Damn right I do. I am joyful in my work. I am joyful right now, writing to you. I am joyful in my marriage, in my multitude of friends, in my family, in the feeling of this red dress I’m wearing, and certainly in my coloring my hair bright purple.

So there’s that. But what about dignity. What is dignified about being really, most sincerely fat? What is dignified about having visible and invisible disabilities? What is dignified about walking with a cane? What is dignified about daring to be femme in a fat body – don’t I just look like a pig with lipstick on, as Sarah Palin once famously said?

Dignity is harder than joy. Joy I can identify immediately. Dignity, especially when people are seeing me, or worse, seeing me when I’m having a hard time walking, or even worse yet, when I’m snappish or confused or need help doing something… am I worthy of dignity then?

brown says yes. brown says that not only do I have dignity in the struggle, but that I must claim it for my own. Here we are, then, I’m telling you I’m trying to do it. Just as I am practicing receiving “no,” as regular readers may remember, I’m now going to practice the art of claiming my own dignity in the face of society’s insistence that I focus only on its lack.

Finally, adrienne maree brown says that we—those with identities of struggle—says that we must claim our own liberation.

It is clear to me that we can only claim liberation once we’ve claimed dignity, and even a farther reach for some of us, joy. (For me, as you’ve seen, it is the other direction that is hard, but I know that for some, joy is the elusive piece.) Liberation only comes out of difficult wrestling with those with privilege.

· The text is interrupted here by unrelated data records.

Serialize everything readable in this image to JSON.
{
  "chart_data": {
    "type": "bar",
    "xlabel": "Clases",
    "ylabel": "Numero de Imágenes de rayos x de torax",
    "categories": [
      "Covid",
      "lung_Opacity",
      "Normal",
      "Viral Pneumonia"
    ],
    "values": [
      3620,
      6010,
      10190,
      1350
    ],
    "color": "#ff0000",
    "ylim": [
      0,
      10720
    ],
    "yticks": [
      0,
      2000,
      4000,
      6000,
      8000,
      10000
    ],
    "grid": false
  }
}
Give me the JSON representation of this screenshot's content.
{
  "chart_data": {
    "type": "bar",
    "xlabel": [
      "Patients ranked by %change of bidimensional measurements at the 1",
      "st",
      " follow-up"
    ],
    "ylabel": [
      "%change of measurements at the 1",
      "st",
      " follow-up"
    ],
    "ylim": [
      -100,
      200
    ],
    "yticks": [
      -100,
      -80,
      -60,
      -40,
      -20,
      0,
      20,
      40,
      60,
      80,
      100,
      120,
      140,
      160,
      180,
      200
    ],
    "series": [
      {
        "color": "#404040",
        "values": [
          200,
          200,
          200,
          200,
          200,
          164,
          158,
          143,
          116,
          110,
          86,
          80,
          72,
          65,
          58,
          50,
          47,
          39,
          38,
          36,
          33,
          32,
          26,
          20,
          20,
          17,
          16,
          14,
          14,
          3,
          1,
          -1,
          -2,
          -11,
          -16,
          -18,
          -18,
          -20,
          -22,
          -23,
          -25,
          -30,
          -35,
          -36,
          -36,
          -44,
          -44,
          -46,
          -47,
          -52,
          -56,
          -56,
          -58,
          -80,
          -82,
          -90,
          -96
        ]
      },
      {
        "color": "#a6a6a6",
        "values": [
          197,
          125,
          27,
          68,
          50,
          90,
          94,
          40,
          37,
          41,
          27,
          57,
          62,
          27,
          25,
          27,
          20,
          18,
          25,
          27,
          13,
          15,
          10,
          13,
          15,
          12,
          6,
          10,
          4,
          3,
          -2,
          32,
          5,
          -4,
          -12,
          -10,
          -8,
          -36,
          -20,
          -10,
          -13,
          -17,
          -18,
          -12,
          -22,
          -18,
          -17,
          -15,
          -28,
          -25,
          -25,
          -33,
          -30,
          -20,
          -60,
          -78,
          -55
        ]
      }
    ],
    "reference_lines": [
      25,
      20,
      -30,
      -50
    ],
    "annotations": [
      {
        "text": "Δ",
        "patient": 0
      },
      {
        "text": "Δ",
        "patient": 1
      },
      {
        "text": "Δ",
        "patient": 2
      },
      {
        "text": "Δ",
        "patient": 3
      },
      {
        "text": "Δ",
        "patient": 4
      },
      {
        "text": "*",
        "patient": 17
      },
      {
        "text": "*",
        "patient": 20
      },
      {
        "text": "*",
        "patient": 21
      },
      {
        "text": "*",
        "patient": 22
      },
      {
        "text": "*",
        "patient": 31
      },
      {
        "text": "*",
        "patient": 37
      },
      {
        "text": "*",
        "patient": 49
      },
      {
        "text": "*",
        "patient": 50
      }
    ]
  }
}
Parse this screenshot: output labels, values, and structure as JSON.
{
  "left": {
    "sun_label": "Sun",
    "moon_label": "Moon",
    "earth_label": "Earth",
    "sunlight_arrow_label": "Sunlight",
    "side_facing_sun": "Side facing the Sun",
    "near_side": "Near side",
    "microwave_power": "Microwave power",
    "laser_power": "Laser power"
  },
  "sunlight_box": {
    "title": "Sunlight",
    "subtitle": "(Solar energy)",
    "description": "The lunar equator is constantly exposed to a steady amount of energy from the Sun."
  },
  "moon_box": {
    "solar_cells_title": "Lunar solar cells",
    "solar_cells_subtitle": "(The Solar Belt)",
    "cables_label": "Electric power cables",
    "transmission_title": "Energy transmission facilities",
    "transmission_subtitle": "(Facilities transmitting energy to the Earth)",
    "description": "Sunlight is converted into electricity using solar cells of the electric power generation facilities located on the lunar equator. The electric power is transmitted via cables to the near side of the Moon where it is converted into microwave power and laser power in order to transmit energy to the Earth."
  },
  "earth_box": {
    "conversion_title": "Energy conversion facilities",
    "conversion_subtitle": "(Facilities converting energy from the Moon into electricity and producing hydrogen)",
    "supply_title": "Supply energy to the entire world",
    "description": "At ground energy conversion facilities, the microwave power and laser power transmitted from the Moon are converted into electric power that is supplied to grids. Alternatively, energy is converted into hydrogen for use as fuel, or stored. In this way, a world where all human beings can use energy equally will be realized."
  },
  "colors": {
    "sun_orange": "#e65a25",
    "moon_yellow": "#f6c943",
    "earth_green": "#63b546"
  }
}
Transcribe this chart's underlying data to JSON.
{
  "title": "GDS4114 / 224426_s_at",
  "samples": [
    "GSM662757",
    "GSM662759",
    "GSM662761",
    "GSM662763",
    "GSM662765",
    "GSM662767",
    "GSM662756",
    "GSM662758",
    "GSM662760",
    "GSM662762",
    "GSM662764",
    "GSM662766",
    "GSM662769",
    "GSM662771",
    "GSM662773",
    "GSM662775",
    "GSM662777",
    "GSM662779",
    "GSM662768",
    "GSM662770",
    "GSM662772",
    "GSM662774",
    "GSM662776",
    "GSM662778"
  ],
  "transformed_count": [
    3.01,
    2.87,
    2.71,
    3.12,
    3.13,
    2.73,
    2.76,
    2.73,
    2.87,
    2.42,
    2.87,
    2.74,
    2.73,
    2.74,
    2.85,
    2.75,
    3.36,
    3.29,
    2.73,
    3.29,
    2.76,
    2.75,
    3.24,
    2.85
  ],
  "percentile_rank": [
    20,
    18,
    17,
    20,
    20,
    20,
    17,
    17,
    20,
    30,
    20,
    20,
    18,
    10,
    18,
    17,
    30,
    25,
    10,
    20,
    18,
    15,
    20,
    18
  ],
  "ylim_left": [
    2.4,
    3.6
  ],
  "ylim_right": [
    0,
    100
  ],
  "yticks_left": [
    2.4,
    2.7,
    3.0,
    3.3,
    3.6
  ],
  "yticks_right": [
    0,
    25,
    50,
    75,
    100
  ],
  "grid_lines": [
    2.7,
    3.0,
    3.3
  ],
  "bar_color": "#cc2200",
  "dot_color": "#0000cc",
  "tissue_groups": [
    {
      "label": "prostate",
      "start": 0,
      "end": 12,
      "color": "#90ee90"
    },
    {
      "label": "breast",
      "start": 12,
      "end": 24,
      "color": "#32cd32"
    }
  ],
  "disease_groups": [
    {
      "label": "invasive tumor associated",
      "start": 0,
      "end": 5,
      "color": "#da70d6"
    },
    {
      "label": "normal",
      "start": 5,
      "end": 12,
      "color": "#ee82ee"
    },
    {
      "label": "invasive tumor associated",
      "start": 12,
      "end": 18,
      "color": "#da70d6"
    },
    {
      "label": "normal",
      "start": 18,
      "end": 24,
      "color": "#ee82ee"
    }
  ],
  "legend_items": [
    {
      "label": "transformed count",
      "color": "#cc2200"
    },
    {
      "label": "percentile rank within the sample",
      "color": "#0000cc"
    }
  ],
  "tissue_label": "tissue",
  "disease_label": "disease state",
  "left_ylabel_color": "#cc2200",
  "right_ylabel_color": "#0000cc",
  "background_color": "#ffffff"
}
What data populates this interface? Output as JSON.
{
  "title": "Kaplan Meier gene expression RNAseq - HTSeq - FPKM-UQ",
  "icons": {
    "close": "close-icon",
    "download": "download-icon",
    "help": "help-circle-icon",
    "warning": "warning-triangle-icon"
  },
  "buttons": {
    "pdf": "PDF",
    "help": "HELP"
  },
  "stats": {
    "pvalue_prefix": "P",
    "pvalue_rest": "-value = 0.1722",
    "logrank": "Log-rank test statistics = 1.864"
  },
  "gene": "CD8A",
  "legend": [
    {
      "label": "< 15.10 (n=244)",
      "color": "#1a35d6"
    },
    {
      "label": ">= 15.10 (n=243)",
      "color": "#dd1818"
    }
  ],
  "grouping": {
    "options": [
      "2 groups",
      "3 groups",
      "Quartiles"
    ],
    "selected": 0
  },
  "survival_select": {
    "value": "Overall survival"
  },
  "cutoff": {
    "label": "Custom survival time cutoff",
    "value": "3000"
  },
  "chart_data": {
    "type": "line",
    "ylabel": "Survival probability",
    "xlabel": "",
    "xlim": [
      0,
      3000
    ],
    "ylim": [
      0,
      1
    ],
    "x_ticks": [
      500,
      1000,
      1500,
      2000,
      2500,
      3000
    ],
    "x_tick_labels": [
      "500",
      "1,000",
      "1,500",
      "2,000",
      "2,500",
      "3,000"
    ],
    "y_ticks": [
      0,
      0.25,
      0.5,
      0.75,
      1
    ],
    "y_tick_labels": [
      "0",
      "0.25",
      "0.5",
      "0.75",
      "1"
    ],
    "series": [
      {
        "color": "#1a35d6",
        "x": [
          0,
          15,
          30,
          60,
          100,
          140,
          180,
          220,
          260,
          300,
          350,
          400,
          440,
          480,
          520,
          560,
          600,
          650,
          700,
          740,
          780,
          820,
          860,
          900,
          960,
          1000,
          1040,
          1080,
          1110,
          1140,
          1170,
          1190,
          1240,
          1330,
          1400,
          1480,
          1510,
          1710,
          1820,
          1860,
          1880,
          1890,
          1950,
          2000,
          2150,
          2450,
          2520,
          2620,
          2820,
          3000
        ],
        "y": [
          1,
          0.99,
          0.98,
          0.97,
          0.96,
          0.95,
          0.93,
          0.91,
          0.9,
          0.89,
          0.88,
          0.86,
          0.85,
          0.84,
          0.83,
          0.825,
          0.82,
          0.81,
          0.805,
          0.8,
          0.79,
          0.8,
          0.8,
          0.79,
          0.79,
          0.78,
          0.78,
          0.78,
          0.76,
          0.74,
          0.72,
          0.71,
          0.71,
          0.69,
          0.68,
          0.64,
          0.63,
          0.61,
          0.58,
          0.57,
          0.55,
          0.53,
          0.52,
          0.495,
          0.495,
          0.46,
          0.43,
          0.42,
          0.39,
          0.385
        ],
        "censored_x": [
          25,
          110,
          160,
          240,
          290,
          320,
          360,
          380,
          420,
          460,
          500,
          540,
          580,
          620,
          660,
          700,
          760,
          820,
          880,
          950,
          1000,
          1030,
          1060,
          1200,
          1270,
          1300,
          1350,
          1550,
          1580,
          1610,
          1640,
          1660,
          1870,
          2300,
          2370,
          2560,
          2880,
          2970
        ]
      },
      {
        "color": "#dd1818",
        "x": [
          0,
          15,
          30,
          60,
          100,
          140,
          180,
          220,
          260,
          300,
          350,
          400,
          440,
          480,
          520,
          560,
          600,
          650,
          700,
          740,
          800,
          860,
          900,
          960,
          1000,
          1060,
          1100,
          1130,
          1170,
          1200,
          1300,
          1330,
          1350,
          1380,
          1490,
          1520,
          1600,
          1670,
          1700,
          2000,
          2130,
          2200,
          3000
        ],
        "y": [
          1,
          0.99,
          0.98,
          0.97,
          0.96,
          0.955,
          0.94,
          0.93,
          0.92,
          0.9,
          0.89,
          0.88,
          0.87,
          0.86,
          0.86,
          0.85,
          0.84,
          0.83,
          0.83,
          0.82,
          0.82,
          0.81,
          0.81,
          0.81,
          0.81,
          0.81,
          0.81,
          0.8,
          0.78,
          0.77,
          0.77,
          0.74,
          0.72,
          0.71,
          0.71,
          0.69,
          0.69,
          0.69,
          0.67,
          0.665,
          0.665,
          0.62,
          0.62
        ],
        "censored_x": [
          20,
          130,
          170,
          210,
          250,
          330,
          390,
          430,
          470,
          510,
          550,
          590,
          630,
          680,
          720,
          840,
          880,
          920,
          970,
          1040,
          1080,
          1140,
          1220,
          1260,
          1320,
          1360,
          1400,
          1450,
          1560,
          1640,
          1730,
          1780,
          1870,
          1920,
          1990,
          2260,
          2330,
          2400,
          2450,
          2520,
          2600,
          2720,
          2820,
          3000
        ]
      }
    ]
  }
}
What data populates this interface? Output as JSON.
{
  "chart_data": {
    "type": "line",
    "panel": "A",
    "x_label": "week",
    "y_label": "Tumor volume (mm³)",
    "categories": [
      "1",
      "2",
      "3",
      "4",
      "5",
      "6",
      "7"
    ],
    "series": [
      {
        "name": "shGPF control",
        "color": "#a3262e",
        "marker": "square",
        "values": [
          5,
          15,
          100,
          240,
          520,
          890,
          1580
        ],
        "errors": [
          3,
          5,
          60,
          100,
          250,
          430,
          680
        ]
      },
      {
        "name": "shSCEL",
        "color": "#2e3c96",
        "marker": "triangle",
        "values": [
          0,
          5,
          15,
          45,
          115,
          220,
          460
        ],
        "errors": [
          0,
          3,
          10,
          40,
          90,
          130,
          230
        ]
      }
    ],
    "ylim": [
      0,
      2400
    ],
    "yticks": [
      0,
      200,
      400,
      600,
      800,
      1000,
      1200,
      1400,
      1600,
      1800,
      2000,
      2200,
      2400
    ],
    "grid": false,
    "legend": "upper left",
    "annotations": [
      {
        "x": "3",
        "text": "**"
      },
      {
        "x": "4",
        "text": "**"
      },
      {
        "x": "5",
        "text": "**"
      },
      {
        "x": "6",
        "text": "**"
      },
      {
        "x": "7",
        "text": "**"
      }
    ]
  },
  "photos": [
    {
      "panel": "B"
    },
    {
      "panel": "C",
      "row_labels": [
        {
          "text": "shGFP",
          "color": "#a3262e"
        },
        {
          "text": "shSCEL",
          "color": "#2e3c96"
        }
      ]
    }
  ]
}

Because those of you with privilege, relative to these things I have named – using myself just as an example – need to let go. You need to relinquish your hold on the wand of power and the right to that power. Otherwise, you risk having it wrenched from you by the furious and indignant people you (whether intentionally or unintentionally) crush toward the ground.

So I suppose claiming my liberation is a process too. A process that proceeds from the growth of joy and dignity.

Will you practice with me, those of you who have identities of struggle? Will you acknowledge the ways struggle and privilege tango and tangle? Will you let go where you need to loosen your grip and claim and reach even through conflict what is yours by right?

I’m going to try to. I invite you to join me.